«Хорошо?..»
«Будешь писать курсовую по Баратынскому?»
«Что ты! Зачем? — он кивнул на пестревшую над кафедрой тюбетейку. — Разве ты забыл, что Пушкин вошел в литературу на гребне декабристской волны? (Это была любимая фраза профессора Д.) Вот это и напишем. Слово в слово».
Однажды Холодковский три дня подряд не появлялся на занятиях. Я спросил его, не был ли он болен.
«Мать хоронил», — ответил Холодковский просто и непостижимо спокойно.
«Страшно было?» — вырвалось у меня.
«Ну, что ты. Страшно — когда матери детей хоронят. Чем наш мир, собственно, и был занят последние четыре года. Моя мать за войну две похоронки на меня получила. Два раза прощалась со мной. Такое поди переживи. А хоронить родителей — печальная закономерность. Трудно, конечно. Вдруг чувствуешь, что оказался на передовой.
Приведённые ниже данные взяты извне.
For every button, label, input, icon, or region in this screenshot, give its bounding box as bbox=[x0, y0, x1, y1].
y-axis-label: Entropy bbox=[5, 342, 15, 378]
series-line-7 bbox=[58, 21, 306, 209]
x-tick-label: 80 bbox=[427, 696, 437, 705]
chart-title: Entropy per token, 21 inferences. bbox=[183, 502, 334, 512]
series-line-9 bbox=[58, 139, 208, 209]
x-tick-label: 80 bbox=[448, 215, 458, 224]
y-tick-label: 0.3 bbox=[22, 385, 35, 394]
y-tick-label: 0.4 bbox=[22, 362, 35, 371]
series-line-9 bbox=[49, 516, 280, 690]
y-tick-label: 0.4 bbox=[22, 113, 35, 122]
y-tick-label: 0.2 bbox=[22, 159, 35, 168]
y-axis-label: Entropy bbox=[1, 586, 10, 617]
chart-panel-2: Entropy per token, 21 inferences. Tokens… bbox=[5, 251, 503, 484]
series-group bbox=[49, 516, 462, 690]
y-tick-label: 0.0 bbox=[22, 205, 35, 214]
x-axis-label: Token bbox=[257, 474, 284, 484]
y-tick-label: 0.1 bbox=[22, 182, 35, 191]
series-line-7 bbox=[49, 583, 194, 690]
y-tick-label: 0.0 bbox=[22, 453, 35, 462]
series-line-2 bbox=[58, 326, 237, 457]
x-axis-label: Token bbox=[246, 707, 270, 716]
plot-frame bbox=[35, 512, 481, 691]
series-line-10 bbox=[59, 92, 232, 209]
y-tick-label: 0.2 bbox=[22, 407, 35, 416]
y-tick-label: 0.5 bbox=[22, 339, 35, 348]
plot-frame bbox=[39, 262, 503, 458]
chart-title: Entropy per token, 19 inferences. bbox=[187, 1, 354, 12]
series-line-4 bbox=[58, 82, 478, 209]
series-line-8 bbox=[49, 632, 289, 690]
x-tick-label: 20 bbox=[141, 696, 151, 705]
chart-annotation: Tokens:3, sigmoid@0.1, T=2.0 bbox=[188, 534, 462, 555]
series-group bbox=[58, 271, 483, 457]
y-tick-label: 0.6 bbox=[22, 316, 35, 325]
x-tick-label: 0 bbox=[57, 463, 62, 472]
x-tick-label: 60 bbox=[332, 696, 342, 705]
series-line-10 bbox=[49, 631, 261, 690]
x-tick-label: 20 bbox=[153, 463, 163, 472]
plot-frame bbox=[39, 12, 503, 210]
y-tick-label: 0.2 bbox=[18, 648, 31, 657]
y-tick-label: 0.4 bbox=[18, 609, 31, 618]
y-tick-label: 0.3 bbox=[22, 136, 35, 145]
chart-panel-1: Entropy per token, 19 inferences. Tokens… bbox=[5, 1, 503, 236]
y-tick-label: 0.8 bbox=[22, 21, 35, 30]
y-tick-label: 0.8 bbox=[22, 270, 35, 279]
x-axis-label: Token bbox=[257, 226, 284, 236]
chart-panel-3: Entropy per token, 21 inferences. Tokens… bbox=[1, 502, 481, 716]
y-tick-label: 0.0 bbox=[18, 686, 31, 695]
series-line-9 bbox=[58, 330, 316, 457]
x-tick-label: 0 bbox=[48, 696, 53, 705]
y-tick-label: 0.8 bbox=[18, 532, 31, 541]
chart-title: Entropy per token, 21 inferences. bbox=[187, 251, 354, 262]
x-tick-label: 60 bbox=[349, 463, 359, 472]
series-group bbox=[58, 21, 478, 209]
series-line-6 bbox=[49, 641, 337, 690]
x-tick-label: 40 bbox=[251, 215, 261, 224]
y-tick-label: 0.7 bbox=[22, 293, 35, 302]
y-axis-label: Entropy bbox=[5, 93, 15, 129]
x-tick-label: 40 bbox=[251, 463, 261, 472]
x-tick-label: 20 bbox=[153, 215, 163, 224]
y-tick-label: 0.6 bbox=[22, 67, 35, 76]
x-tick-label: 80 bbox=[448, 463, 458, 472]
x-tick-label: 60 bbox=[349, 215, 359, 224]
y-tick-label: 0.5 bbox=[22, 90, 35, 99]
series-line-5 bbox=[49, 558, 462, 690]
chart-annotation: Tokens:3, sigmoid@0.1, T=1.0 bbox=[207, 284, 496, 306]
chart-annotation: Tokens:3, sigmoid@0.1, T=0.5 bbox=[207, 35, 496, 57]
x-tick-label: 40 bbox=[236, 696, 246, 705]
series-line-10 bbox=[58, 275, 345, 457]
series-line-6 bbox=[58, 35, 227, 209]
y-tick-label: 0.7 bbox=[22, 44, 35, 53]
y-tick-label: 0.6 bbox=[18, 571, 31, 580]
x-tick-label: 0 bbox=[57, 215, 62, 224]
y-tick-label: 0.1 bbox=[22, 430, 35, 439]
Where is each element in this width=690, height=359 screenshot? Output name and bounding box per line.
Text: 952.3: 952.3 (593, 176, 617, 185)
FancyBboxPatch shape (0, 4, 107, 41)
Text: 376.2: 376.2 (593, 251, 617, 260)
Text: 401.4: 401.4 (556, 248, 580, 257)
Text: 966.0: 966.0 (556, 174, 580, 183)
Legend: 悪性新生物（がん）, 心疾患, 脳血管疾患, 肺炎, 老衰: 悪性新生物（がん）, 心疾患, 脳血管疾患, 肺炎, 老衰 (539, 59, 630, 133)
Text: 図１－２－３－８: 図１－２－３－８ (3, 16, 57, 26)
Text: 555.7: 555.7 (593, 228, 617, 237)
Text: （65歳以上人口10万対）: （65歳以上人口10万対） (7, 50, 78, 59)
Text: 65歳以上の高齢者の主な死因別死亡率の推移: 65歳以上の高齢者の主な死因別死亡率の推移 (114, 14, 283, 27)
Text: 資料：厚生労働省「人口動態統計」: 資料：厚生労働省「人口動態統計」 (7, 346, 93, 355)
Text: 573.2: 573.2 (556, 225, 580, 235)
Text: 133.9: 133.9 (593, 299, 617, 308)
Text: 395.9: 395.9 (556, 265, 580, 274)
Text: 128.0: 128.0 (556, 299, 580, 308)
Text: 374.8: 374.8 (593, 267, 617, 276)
Знаешь, малышом: какая-нибудь собачонка погонится за тобой, ты от нее дуешь со всех ног — и матери в колени. А теперь материнской юбки нет: разбежишься — и носом в стену»...
С детства и до той поры зрелости, когда опыт принудил меня согласиться с неизбежностью ожидаемого, я страшился потерять родителей. Перед сном я целовал гладко выбритую щеку отца, седые волосы матери, от которых приятно пахло табаком и ее духами, отгонял от себя мысли о холоде и тлене, а ночью приотворял двери комнаты, где спали отец и мать, и прислушивался к их дыханию. Я был поздний ребенок, мои родители были старше, чем родители всех моих сверстников. Мой отец вполне мог быть моим дедом. Это сильно повлияло на мои представления об отведенных нам сроках. Еще подростком, прочитав, что кто-то умер в глубокой старости, после чего следовала цифра в семьдесят с небольшим, я вместе возмущался и пугался. Я гнал от себя мысль об отпущенных моим родителям пределах земного существования. С каждым годом роковая цифра, когда не думать о неизбежном уже невозможно, отодвигалась для меня всё дальше. И с каждым годом я с неотступной очевидностью всё быстрее приближался к ней. В иные дни на улице мне, точно кем-то подстроено, то и дело попадались на глаза серые погребальные автобусы с широкой черной полосой вдоль борта, и я шарахался от края тротуара к стенам домов.
«Мама у тебя, наверно, совсем старая была?» — с некоторой тайной надеждой спросил я Холодковского.
«Недавно полсотни разменяла».
Я подумал, что ослышался.
«Наверно, болела сильно?»
«Пила», — коротко отозвался Холодковский.
Отец сказал:
«Ты бы позвал к нам как-нибудь твоего нового приятеля. Любопытно все же посмотреть, что за птица такая».
Я сильно волновался, когда передавал приглашение Холодковскому, но он охотно принял его и в ближайшее воскресение появился у нас к обеду.
Он сбросил в передней свою длинную шинель, суконная офицерская гимнастерка с несколькими рядами разноцветных орденских ленточек на груди, красиво облегала худощавое, крепкое тело.
С отцом у них сразу же завязался оживленный разговор; меня это удивило: отец любил присмотреться к новому человеку.
Он спросил, не в родстве ли наш гость с известным зоологом Николаем Александровичем Холодковским: отцу довелось слушать его лекции по паразитологии еще до первой мировой войны. Холодковский отвечал, что нет, с зоологом он не в родстве: у них в семье все мужчины испокон веку были военными.
«Оно и видно, — сказал отец. — В вас тотчас угадывается офицерская косточка».
«Мой батюшка был артиллерийским офицером, после революции остался в Красной армии и снова дослужился до высоких чинов. В двадцать девятом он погиб на испытаниях какого-то нового орудия, чем, смею с уверенностью предположить, сохранил мою биографию от порчи в тридцать седьмом».